The Coast Guard’s Research and Development Center teamed this summer with the National Oceanic and Atmospheric Administration, launching an AeroVironment Puma from the Coast Guard cutter Healy as a part of an exercise to determine the system’s ability in the extreme cold. 



It’s called the Oil in Ice Project, and while buoys and submersibles collected data from the water, the Puma did its part flying over the Arctic Ocean. 



“UAS technology is already used by NOAA for gathering data and collecting imagery, but this system has rarely been tested in the Arctic,” says Todd Jacobs, a NOAA project scientist in NOAA’s UAS program. “In 2013, we launched a Puma AE from the Healy and tested its flight endurance in cold weather.
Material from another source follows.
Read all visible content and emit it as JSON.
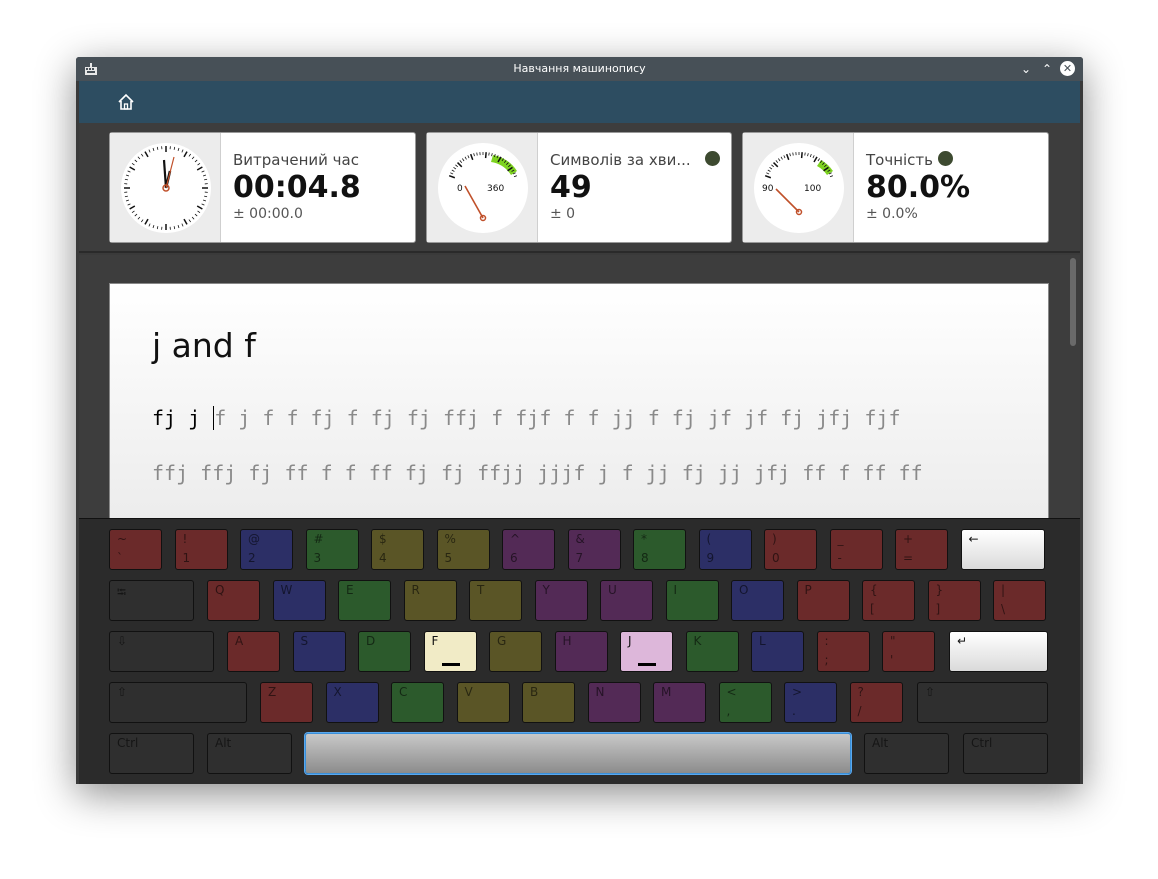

This year, we developed procedures for landing the system directly onto the flight deck, something that had never before been done on a Coast Guard vessel.”



“The Arctic is a cold, dangerous place, and there’s always some risk any time a small-boat crew gets underway,” says Bill Jankowski, an RDC program lead traveling aboard the Healy. “Having the ability to land a UAS aboard a vessel rather than in the water is important, because it means crew members don’t have to be put at unnecessary danger by going out to retrieve it.”



In addition to the new landings, operators used the Puma’s infrared and electro-optical camera to look at video of a simulated oil spill and relay that information to NOAA’s Emergency Response Management Application database.



“UAS can support anything from migrant and drug interdiction operations to search and rescue, fisheries enforcement or ice recon. It’s a technology with a lot of potential to help the Coast Guard in the Arctic,” says Jankowski. “These unmanned systems are never going to replace our rescue swimmers or our boat crews, but they show a lot of promise in enhancing Coast Guard missions wherever we serve.”